Do you remember the U-turn by pensions minister Steve Webb on Brits living overseas with frozen state pensions? Ten years ago he said: “We ask people to make contributions all their life to accrue an entitlement. Why should that accrued entitlement vary according to where they choose to live?”
So when he came to power, campaigners hoped he would scrap the anomaly that leaves 500,000 overseas pensioners with no state pension increases, while the other half get them each year.
Campaigners were disappointed. In fact when I challenged him on the issue, he said: “Look, the fiscal position was different in 2004 than in 2014.”
The U-turn disappointed all of us. But it transpires that he’s well known for going back on his beliefs.
In 2009 he expressed support for the tens of thousands of people who lost their pensions following the winding up of their occupational final salary schemes.
The Government had offered them a Financial Assistance Scheme that was supposed to replace 90 per cent of the pensions they were promised, but in reality the figure is far less.
Mr Webb said at the time: “These people are entirely innocent.

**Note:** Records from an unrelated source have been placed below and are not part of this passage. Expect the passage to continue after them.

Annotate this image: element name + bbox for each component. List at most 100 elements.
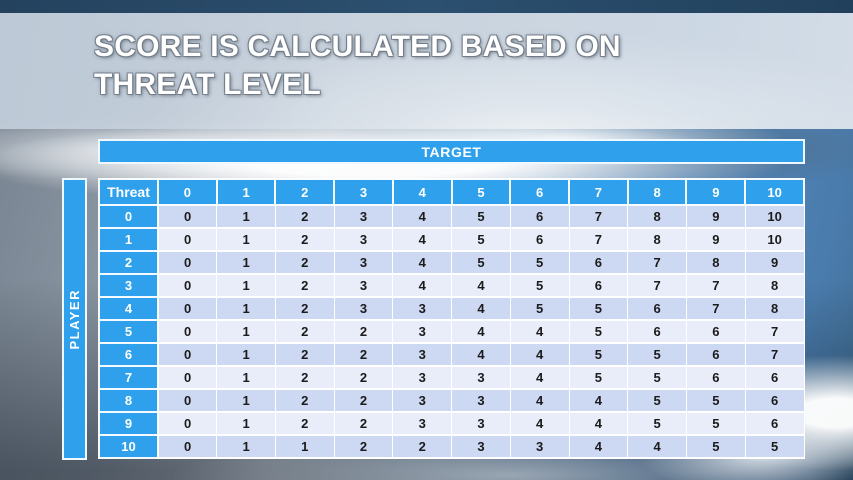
score-cell-7-3: 2 — [333, 365, 394, 390]
score-cell-9-8: 5 — [627, 411, 687, 436]
score-cell-0-3: 3 — [333, 204, 394, 229]
score-cell-8-1: 1 — [216, 388, 276, 413]
score-cell-10-1: 1 — [216, 434, 276, 459]
top-sky-strip — [0, 0, 853, 13]
title-band: SCORE IS CALCULATED BASED ON THREAT LEVEL — [0, 13, 853, 129]
score-cell-2-4: 4 — [392, 250, 453, 275]
score-cell-5-9: 6 — [685, 319, 746, 344]
score-cell-1-0: 0 — [157, 227, 218, 252]
score-cell-5-7: 5 — [568, 319, 629, 344]
column-header-9: 9 — [685, 178, 747, 206]
score-cell-8-9: 5 — [685, 388, 746, 413]
score-cell-3-9: 7 — [685, 273, 746, 298]
score-cell-10-10: 5 — [744, 434, 805, 459]
score-cell-8-10: 6 — [744, 388, 805, 413]
score-cell-8-0: 0 — [157, 388, 218, 413]
target-axis-label-text: TARGET — [421, 143, 482, 160]
score-cell-0-6: 6 — [509, 204, 570, 229]
column-header-4: 4 — [391, 178, 453, 206]
score-cell-3-1: 1 — [216, 273, 276, 298]
score-cell-6-7: 5 — [568, 342, 629, 367]
score-cell-6-1: 1 — [216, 342, 276, 367]
slide-title-line1: SCORE IS CALCULATED BASED ON — [94, 30, 621, 63]
score-cell-9-2: 2 — [274, 411, 335, 436]
score-cell-4-8: 6 — [627, 296, 687, 321]
score-cell-7-6: 4 — [509, 365, 570, 390]
slide-title: SCORE IS CALCULATED BASED ON THREAT LEVEL — [94, 28, 621, 104]
score-cell-6-8: 5 — [627, 342, 687, 367]
score-cell-3-8: 7 — [627, 273, 687, 298]
score-cell-7-0: 0 — [157, 365, 218, 390]
score-cell-0-1: 1 — [216, 204, 276, 229]
score-cell-10-2: 1 — [274, 434, 335, 459]
column-header-8: 8 — [626, 178, 688, 206]
header-row: Threat 0 1 2 3 4 5 6 7 8 9 10 — [98, 178, 805, 206]
score-cell-1-8: 8 — [627, 227, 687, 252]
score-cell-2-1: 1 — [216, 250, 276, 275]
score-cell-2-10: 9 — [744, 250, 805, 275]
score-cell-2-8: 7 — [627, 250, 687, 275]
score-cell-5-0: 0 — [157, 319, 218, 344]
score-cell-7-10: 6 — [744, 365, 805, 390]
column-header-5: 5 — [450, 178, 512, 206]
column-header-6: 6 — [509, 178, 571, 206]
score-cell-4-9: 7 — [685, 296, 746, 321]
score-cell-4-5: 4 — [451, 296, 511, 321]
score-cell-5-8: 6 — [627, 319, 687, 344]
score-cell-4-10: 8 — [744, 296, 805, 321]
score-cell-9-7: 4 — [568, 411, 629, 436]
score-cell-3-10: 8 — [744, 273, 805, 298]
score-cell-9-10: 6 — [744, 411, 805, 436]
score-cell-4-4: 3 — [392, 296, 453, 321]
column-header-7: 7 — [568, 178, 629, 206]
score-table-body: 0 0 1 2 3 4 5 6 7 8 9 10 1 0 1 2 3 4 5 6 7 8 9 10 2 0 1 2 3 4 5 5 6 7 8 9 3 0… — [98, 204, 805, 459]
row-header-9: 9 — [98, 411, 159, 436]
score-cell-1-1: 1 — [216, 227, 276, 252]
score-cell-7-1: 1 — [216, 365, 276, 390]
score-cell-3-5: 4 — [451, 273, 511, 298]
score-cell-3-0: 0 — [157, 273, 218, 298]
score-cell-7-7: 5 — [568, 365, 629, 390]
score-cell-1-10: 10 — [744, 227, 805, 252]
column-header-0: 0 — [157, 178, 218, 206]
score-cell-9-5: 3 — [451, 411, 511, 436]
score-cell-10-6: 3 — [509, 434, 570, 459]
score-cell-6-10: 7 — [744, 342, 805, 367]
score-row-10: 10 0 1 1 2 2 3 3 4 4 5 5 — [98, 434, 805, 459]
score-cell-7-5: 3 — [451, 365, 511, 390]
score-cell-8-7: 4 — [568, 388, 629, 413]
score-cell-6-0: 0 — [157, 342, 218, 367]
column-header-3: 3 — [333, 178, 394, 206]
row-header-5: 5 — [98, 319, 159, 344]
score-cell-1-9: 9 — [685, 227, 746, 252]
score-cell-10-0: 0 — [157, 434, 218, 459]
score-cell-2-0: 0 — [157, 250, 218, 275]
score-cell-8-5: 3 — [451, 388, 511, 413]
score-cell-8-8: 5 — [627, 388, 687, 413]
score-cell-2-6: 5 — [509, 250, 570, 275]
score-cell-3-2: 2 — [274, 273, 335, 298]
score-cell-9-4: 3 — [392, 411, 453, 436]
score-cell-1-2: 2 — [274, 227, 335, 252]
score-cell-3-6: 5 — [509, 273, 570, 298]
score-cell-9-6: 4 — [509, 411, 570, 436]
score-cell-6-9: 6 — [685, 342, 746, 367]
row-header-10: 10 — [98, 434, 159, 459]
score-cell-5-6: 4 — [509, 319, 570, 344]
score-cell-4-3: 3 — [333, 296, 394, 321]
row-header-2: 2 — [98, 250, 159, 275]
player-axis-label-text: PLAYER — [67, 288, 82, 350]
score-cell-4-6: 5 — [509, 296, 570, 321]
row-header-7: 7 — [98, 365, 159, 390]
score-cell-7-9: 6 — [685, 365, 746, 390]
score-cell-0-4: 4 — [392, 204, 453, 229]
score-cell-7-8: 5 — [627, 365, 687, 390]
score-cell-1-7: 7 — [568, 227, 629, 252]
score-cell-4-1: 1 — [216, 296, 276, 321]
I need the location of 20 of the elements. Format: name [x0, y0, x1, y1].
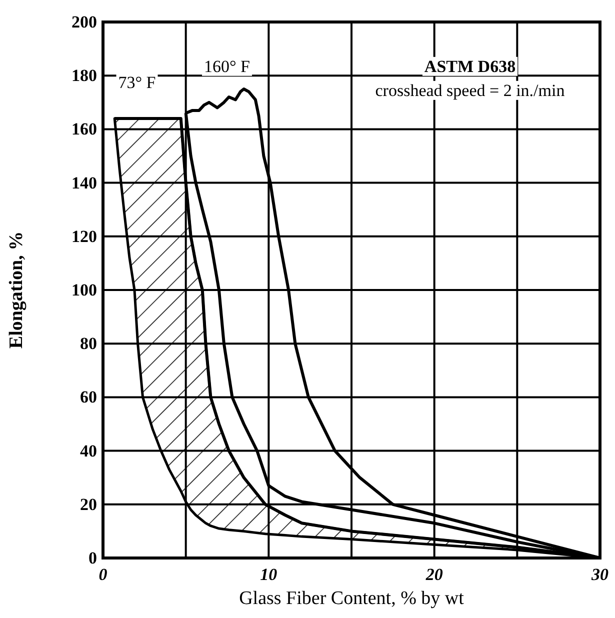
- y-tick-label: 60: [80, 388, 97, 407]
- y-tick-label: 40: [80, 441, 97, 460]
- y-tick-label: 180: [72, 66, 97, 86]
- x-tick-label: 30: [590, 565, 609, 584]
- y-tick-label: 160: [72, 120, 97, 139]
- y-axis-title: Elongation, %: [6, 231, 27, 349]
- annotation: ASTM D638: [424, 56, 516, 76]
- annotation: 73° F: [118, 72, 156, 92]
- y-tick-label: 120: [72, 226, 97, 246]
- y-tick-label: 20: [80, 494, 97, 514]
- annotation: 160° F: [204, 56, 250, 76]
- y-tick-label: 140: [72, 173, 97, 192]
- y-tick-label: 100: [72, 280, 97, 300]
- annotation: crosshead speed = 2 in./min: [375, 80, 566, 100]
- y-tick-label: 0: [88, 548, 97, 568]
- y-tick-label: 200: [72, 12, 97, 32]
- x-tick-label: 10: [260, 565, 278, 584]
- x-tick-label: 20: [424, 565, 444, 584]
- y-tick-label: 80: [80, 334, 97, 354]
- x-axis-title: Glass Fiber Content, % by wt: [239, 588, 465, 609]
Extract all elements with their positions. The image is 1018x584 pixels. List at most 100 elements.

There is no suggestion that they did anything other than what they should have done. They worked hard and contributed to their pensions, and now we are condemning them, through these regulations, to year after year of declining real living standards.”
Strong words. But his actions since coming to power have betrayed them. Treating retired folk consistently shabbily is unacceptable, even for a minister. I plan to return to this subject in more detail.